Research Makes a Difference
The trial's main objective was to evaluate each patient's ejection fraction (EF), a measurement of how much blood is pumped as the heart beats. A healthy person's EF is typically 60 percent. The study participants had an EF of less than 35 percent when they enrolled—less than 40 percent is evidence of heart failure—and Dennis' EF was a mere 28 percent.
But six months after cardiac resynchronization therapy, Dennis and others in the study saw their symptoms ease and as their EFs rose into the normal range.
In Dennis' case, 18 months after the start of the trial, her heart had completely normalized in size and function, even at a microscopic level, said Storozynsky, associate professor of Medicine in cardiology.
"I've seen this only rarely in the 10 years I've been following cancer patients," he said. "She does have a very remarkable story in the sense that if it wasn't for this clinical trial… she may be really struggling."
The opportunities to help patients with cancer and heart problems are growing and the study adds another tool for the future, Storozynsky said.
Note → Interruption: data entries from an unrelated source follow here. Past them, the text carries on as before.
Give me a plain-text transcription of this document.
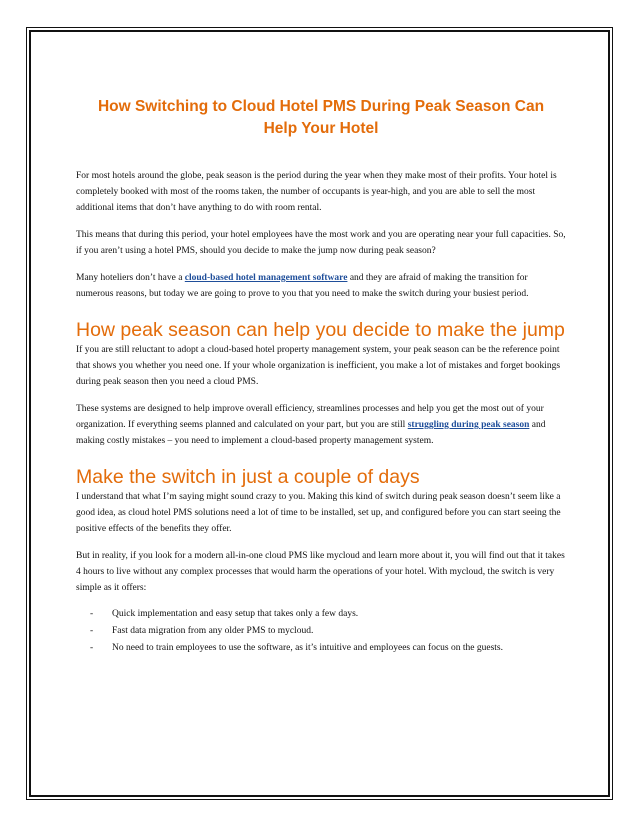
How Switching to Cloud Hotel PMS During Peak Season Can Help Your Hotel

For most hotels around the globe, peak season is the period during the year when they make most of their profits. Your hotel is completely booked with most of the rooms taken, the number of occupants is year-high, and you are able to sell the most additional items that don’t have anything to do with room rental.

This means that during this period, your hotel employees have the most work and you are operating near your full capacities. So, if you aren’t using a hotel PMS, should you decide to make the jump now during peak season?

Many hoteliers don’t have a cloud-based hotel management software and they are afraid of making the transition for numerous reasons, but today we are going to prove to you that you need to make the switch during your busiest period.

How peak season can help you decide to make the jump

If you are still reluctant to adopt a cloud-based hotel property management system, your peak season can be the reference point that shows you whether you need one. If your whole organization is inefficient, you make a lot of mistakes and forget bookings during peak season then you need a cloud PMS.

These systems are designed to help improve overall efficiency, streamlines processes and help you get the most out of your organization. If everything seems planned and calculated on your part, but you are still struggling during peak season and making costly mistakes – you need to implement a cloud-based property management system.

Make the switch in just a couple of days

I understand that what I’m saying might sound crazy to you. Making this kind of switch during peak season doesn’t seem like a good idea, as cloud hotel PMS solutions need a lot of time to be installed, set up, and configured before you can start seeing the positive effects of the benefits they offer.

But in reality, if you look for a modern all-in-one cloud PMS like mycloud and learn more about it, you will find out that it takes 4 hours to live without any complex processes that would harm the operations of your hotel. With mycloud, the switch is very simple as it offers:

- Quick implementation and easy setup that takes only a few days.
- Fast data migration from any older PMS to mycloud.
- No need to train employees to use the software, as it’s intuitive and employees can focus on the guests.
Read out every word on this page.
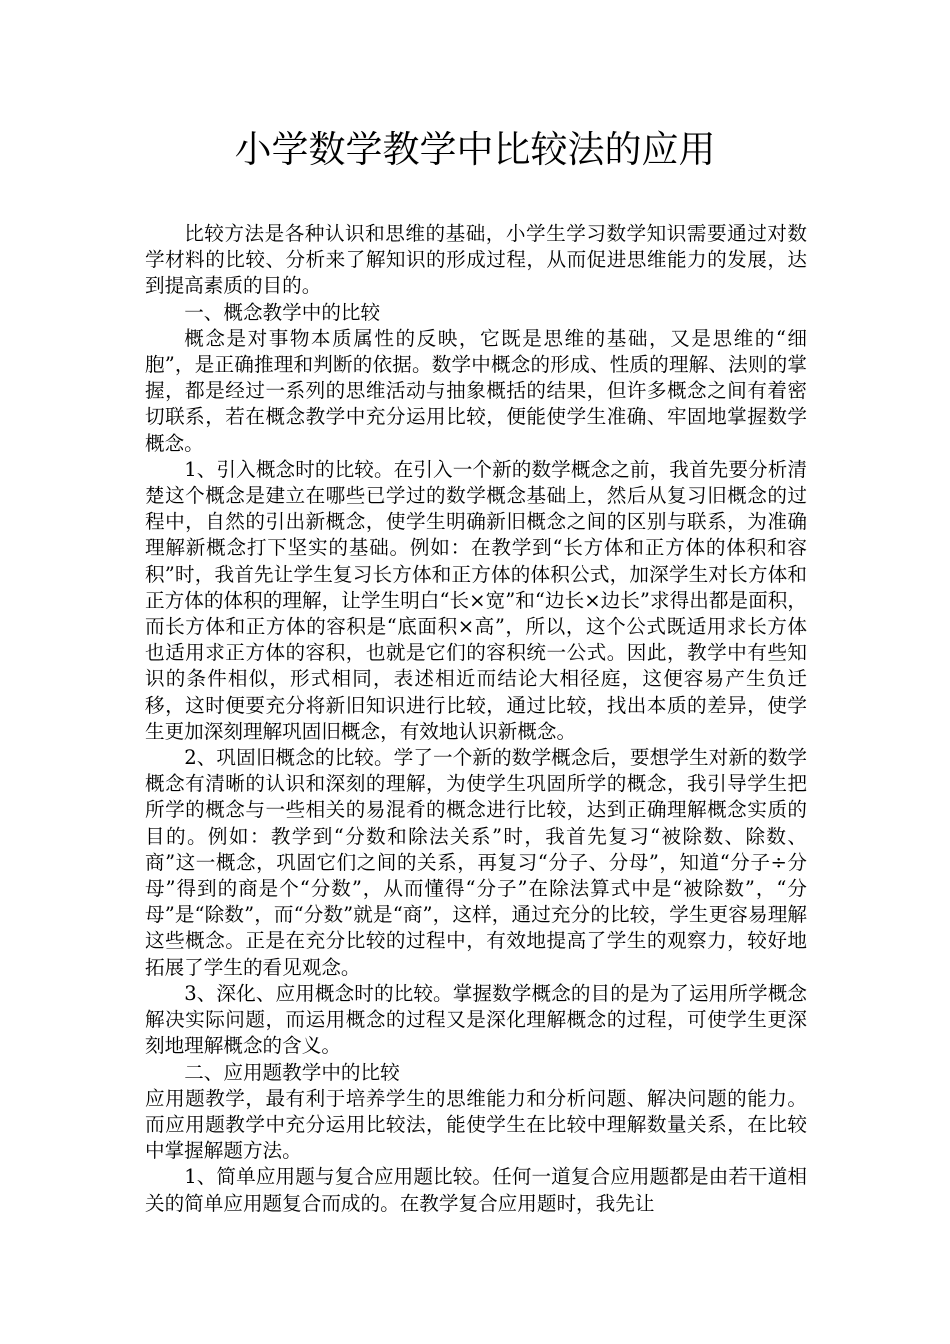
小学数学教学中比较法的应用

比较方法是各种认识和思维的基础，小学生学习数学知识需要通过对数学材料的比较、分析来了解知识的形成过程，从而促进思维能力的发展，达到提高素质的目的。

一、概念教学中的比较

概念是对事物本质属性的反映，它既是思维的基础，又是思维的“细胞”，是正确推理和判断的依据。数学中概念的形成、性质的理解、法则的掌握，都是经过一系列的思维活动与抽象概括的结果，但许多概念之间有着密切联系，若在概念教学中充分运用比较，便能使学生准确、牢固地掌握数学概念。

1、引入概念时的比较。在引入一个新的数学概念之前，我首先要分析清楚这个概念是建立在哪些已学过的数学概念基础上，然后从复习旧概念的过程中，自然的引出新概念，使学生明确新旧概念之间的区别与联系，为准确理解新概念打下坚实的基础。例如：在教学到“长方体和正方体的体积和容积”时，我首先让学生复习长方体和正方体的体积公式，加深学生对长方体和正方体的体积的理解，让学生明白“长×宽”和“边长×边长”求得出都是面积，而长方体和正方体的容积是“底面积×高”，所以，这个公式既适用求长方体也适用求正方体的容积，也就是它们的容积统一公式。因此，教学中有些知识的条件相似，形式相同，表述相近而结论大相径庭，这便容易产生负迁移，这时便要充分将新旧知识进行比较，通过比较，找出本质的差异，使学生更加深刻理解巩固旧概念，有效地认识新概念。

2、巩固旧概念的比较。学了一个新的数学概念后，要想学生对新的数学概念有清晰的认识和深刻的理解，为使学生巩固所学的概念，我引导学生把所学的概念与一些相关的易混肴的概念进行比较，达到正确理解概念实质的目的。例如：教学到“分数和除法关系”时，我首先复习“被除数、除数、商”这一概念，巩固它们之间的关系，再复习“分子、分母”，知道“分子÷分母”得到的商是个“分数”，从而懂得“分子”在除法算式中是“被除数”，“分母”是“除数”，而“分数”就是“商”，这样，通过充分的比较，学生更容易理解这些概念。正是在充分比较的过程中，有效地提高了学生的观察力，较好地拓展了学生的看见观念。

3、深化、应用概念时的比较。掌握数学概念的目的是为了运用所学概念解决实际问题，而运用概念的过程又是深化理解概念的过程，可使学生更深刻地理解概念的含义。

二、应用题教学中的比较

应用题教学，最有利于培养学生的思维能力和分析问题、解决问题的能力。而应用题教学中充分运用比较法，能使学生在比较中理解数量关系，在比较中掌握解题方法。

1、简单应用题与复合应用题比较。任何一道复合应用题都是由若干道相关的简单应用题复合而成的。在教学复合应用题时，我先让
He works with oncologists and internists to identify patients who may be at greater risk, and to minimize the heart's reaction to chemotherapy.
"You always want to be aware," Storozynsky said. "If something doesn't seem right, if the heart rate is suddenly higher, that may be an early warning sign. The heart doesn't change from the size of your fist to a football overnight."
Several cancer therapies can impact the heart. In addition to anthracyclines (doxorubicin), which can build up unwanted calcium in the heart muscle, immunotherapy and tyrosine kinase inhibitors can cause left-ventricle damage. Radiation therapy may lead to a thickening of the heart valves, inflammation, and artery blockages.
UR Medicine doctors established a database to track lymphoma patients treated at Wilmot, who may face risks due to the newer classes of targeted medications that stop the cancer but might induce heart problems, said Ilan Goldenberg, MD., director of UR Medicine's Clinical Cardiovascular Research Center.
"Right now, this is an understudied area," Goldenberg said. "Our plans include collaborating more closely and focusing on how to manage and reverse heart damage caused by many of the newer medications."
The latest research builds on the legacy of renowned UR cardiologist Arthur J. Moss, who pioneered a vast field of science aimed at preventing and treating sudden death, often with implantable cardiac resynchronization devices. Moss designed and led many successful studies using CRT in different patient populations. Before he died in 2018, Moss launched the study that saved Dennis' life. He designed the MADIT-CHIC trial in 2014 with the JAMA corresponding author Jagmeet Singh, M.D., Ph.D., professor of Medicine at Harvard Medical School.